The role of submerged macrophyte beds in phosphorus and sediment accumulation in Lake Memphremagog, Quebec, Canada
Limnol. Oceanogr., 48(5), 2003, 1927-1937Purchase | DOI: 10.4319/lo.2003.48.5.1927
ABSTRACT: The relationships between long-term (~115-year) phosphorus and sediment accumulation and submerged macrophyte biomass were determined both within a submerged macrophyte bed and among beds in Lake Memphremagog, Quebec, Canada. Strong relationships between present submerged macrophyte biomass and littoral-zone sediment and phosphorus accumulation rates both within and among macrophyte beds yielded simple models for estimating long-term littoral-zone accumulation rates. Mean sediment particle size at the depth of maximum submerged macrophyte biomass, estimated from water content, was comparable with the mean particle size in profundal zone of Lake Memphremagog, suggesting that energy environments differ little between vegetated littoral zones and profundal zones.

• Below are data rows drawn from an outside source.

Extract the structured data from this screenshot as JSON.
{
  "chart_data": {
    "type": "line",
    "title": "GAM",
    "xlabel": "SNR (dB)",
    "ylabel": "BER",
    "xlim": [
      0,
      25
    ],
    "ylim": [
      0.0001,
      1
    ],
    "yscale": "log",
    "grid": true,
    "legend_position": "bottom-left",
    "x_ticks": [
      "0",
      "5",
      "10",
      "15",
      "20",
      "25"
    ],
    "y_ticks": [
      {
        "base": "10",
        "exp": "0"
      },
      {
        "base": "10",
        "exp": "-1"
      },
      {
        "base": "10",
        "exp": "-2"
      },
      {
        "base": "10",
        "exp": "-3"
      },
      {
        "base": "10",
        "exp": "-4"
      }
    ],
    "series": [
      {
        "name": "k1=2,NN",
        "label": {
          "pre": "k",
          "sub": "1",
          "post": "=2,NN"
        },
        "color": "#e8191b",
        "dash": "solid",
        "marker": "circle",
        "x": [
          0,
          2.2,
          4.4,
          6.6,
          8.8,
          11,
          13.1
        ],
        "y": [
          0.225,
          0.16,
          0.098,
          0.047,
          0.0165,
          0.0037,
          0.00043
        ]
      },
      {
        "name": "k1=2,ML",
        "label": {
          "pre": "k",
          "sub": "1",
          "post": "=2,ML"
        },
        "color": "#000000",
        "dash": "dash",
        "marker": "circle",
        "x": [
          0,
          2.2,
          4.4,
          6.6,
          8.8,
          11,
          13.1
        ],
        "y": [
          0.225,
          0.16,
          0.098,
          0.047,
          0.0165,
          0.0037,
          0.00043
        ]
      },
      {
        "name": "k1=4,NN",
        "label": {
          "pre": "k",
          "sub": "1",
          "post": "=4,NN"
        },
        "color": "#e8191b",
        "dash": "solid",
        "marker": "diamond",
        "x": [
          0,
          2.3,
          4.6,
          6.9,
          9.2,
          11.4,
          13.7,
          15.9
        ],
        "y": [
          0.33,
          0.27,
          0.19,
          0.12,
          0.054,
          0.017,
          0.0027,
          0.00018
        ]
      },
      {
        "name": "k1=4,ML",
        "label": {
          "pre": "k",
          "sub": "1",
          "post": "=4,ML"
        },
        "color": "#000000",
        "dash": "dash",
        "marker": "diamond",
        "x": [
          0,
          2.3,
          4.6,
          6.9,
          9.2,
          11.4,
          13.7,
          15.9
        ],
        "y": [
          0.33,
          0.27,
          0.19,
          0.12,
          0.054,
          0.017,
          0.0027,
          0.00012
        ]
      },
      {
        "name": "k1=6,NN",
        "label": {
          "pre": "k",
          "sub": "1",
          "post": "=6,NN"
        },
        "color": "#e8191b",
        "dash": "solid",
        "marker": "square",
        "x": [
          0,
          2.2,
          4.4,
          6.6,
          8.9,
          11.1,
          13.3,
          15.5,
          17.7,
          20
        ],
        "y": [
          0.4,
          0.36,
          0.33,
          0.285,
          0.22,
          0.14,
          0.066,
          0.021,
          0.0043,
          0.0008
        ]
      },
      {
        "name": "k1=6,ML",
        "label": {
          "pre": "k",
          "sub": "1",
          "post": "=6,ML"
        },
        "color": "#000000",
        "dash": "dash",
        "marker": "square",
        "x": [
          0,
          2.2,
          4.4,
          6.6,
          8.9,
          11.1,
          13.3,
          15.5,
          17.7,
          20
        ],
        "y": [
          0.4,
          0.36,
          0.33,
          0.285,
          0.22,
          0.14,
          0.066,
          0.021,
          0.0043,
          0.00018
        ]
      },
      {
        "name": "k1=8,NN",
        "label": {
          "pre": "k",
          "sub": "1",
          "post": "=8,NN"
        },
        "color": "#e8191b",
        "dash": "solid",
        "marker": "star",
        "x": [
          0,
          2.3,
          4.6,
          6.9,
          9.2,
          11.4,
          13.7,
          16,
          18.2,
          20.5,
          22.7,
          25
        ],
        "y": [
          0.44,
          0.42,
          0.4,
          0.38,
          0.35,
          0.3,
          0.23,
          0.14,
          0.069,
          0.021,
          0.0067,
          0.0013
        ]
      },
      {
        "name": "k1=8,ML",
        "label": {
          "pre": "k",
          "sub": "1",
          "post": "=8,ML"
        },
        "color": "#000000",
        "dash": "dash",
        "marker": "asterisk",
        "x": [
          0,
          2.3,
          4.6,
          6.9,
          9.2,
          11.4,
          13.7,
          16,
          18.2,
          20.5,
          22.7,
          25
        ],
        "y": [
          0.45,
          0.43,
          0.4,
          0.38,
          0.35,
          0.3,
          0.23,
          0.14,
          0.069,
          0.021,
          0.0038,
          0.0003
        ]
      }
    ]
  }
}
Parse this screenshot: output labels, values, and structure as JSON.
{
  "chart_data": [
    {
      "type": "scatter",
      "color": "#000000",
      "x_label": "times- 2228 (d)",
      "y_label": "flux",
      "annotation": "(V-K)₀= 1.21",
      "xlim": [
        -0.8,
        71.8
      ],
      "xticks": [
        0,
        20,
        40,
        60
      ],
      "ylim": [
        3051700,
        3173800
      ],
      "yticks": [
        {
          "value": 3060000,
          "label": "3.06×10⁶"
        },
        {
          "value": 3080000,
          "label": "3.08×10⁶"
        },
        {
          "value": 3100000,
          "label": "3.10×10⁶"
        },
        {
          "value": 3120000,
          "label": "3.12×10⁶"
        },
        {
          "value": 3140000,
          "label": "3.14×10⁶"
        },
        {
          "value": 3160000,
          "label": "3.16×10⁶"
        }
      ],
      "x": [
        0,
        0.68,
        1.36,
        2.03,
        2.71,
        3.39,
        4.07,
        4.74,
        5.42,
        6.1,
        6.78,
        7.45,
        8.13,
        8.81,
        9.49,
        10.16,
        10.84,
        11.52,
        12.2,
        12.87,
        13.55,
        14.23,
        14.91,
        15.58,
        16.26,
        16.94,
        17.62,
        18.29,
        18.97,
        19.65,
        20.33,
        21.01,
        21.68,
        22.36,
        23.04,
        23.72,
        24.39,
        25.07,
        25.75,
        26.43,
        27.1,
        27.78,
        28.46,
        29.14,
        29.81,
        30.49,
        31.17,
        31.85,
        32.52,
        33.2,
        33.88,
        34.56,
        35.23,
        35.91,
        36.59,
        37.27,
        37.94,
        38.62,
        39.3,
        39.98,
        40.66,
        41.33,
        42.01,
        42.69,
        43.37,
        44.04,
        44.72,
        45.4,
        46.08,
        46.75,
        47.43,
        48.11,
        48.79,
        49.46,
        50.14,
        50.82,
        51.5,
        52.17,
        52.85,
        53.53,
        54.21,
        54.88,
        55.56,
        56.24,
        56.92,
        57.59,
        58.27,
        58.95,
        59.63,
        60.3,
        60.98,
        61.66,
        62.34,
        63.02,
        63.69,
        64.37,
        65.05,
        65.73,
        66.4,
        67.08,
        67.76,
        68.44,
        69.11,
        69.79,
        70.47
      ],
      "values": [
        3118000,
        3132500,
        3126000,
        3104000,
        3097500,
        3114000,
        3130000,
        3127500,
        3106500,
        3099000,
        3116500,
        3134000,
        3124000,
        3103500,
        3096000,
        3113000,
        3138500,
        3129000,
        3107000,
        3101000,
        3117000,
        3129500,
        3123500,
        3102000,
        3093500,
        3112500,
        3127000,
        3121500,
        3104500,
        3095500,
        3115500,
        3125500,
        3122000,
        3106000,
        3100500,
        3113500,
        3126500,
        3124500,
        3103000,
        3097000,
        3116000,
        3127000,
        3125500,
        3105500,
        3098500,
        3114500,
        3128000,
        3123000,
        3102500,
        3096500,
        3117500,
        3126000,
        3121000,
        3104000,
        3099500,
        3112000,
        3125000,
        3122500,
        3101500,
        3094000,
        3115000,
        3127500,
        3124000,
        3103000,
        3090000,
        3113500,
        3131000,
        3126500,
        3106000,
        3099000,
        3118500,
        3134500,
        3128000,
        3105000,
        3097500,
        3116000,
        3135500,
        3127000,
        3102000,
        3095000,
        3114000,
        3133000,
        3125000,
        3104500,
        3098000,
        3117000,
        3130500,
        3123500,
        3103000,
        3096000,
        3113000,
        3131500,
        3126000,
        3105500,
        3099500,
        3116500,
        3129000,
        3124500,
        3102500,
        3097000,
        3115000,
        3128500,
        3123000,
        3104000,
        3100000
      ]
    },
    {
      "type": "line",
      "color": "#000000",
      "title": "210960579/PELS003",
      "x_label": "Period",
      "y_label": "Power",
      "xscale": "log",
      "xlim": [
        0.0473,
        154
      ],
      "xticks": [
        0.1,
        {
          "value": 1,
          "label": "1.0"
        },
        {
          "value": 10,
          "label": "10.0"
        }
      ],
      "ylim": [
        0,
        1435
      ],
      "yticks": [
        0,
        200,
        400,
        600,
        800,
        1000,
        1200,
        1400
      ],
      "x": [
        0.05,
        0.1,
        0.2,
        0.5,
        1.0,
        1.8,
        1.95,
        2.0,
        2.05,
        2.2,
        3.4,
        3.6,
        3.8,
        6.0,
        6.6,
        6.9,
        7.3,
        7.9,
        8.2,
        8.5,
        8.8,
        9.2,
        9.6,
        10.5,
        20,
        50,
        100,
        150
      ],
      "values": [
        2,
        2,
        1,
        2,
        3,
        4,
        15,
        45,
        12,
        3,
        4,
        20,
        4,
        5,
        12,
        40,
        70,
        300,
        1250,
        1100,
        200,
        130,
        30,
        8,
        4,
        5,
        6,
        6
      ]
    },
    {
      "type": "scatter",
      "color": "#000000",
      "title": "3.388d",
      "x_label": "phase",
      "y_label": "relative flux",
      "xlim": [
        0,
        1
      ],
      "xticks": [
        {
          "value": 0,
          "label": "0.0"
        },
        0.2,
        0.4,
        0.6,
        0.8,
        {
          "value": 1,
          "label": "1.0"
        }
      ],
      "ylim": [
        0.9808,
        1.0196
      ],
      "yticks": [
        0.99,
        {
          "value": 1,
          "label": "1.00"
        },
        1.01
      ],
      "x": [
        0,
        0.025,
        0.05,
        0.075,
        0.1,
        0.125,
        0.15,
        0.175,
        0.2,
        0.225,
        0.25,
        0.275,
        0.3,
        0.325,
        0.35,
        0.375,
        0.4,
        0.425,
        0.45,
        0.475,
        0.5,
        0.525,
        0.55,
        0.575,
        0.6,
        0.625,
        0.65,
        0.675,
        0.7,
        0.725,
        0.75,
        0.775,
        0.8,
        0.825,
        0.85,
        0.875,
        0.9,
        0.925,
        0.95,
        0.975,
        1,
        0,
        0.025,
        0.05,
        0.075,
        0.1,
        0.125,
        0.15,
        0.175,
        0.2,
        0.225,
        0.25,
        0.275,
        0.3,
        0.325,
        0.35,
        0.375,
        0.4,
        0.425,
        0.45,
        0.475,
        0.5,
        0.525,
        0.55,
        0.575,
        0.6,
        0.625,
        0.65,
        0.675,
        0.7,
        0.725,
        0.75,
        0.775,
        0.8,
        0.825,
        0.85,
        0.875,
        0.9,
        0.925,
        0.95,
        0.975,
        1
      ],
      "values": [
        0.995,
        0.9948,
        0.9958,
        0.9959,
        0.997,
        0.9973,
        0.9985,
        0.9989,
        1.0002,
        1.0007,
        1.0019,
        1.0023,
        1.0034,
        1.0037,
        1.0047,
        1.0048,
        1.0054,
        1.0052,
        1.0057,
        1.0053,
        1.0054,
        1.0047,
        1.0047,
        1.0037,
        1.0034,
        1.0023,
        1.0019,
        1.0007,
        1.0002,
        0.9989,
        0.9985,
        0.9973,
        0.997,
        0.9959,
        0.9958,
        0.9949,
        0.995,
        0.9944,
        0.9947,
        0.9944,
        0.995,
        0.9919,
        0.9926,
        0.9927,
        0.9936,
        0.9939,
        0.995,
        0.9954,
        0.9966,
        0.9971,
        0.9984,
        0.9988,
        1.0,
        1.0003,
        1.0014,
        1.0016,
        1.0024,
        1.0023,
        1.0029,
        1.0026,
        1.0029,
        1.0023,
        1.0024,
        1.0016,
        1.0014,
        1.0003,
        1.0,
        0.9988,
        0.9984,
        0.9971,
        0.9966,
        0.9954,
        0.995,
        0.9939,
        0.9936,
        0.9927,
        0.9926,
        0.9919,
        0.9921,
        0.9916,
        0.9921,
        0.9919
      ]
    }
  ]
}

The mean total sediment-accumulation rate of 1.2 mm yr-1 in the macrophyte beds was indistinguishable from average profundal rates of sediment accumulation in North American lakes. Although dense beds accumulated twice as much bulk sediment per unit area (g m-2 yr-1) compared with their profundal counterparts, phosphorus accumulation per unit bulk sediment in macrophyte beds with a biomass of 1,000 g m-2 (wet weight) was one sixth that measured in profundal sediments, pointing to large postdepositional losses of sedimented phosphorus (>70%) from macrophyte beds. Finally, extrapolation of the present results to five nearby lakes suggests, based on still-limited data, that, in lakes in which half of the sediment surface is colonized by submerged macrophytes, the littoral zone accounts for roughly one third of whole-lake phosphorus and two thirds of whole-lake bulk sediment accumulated annually.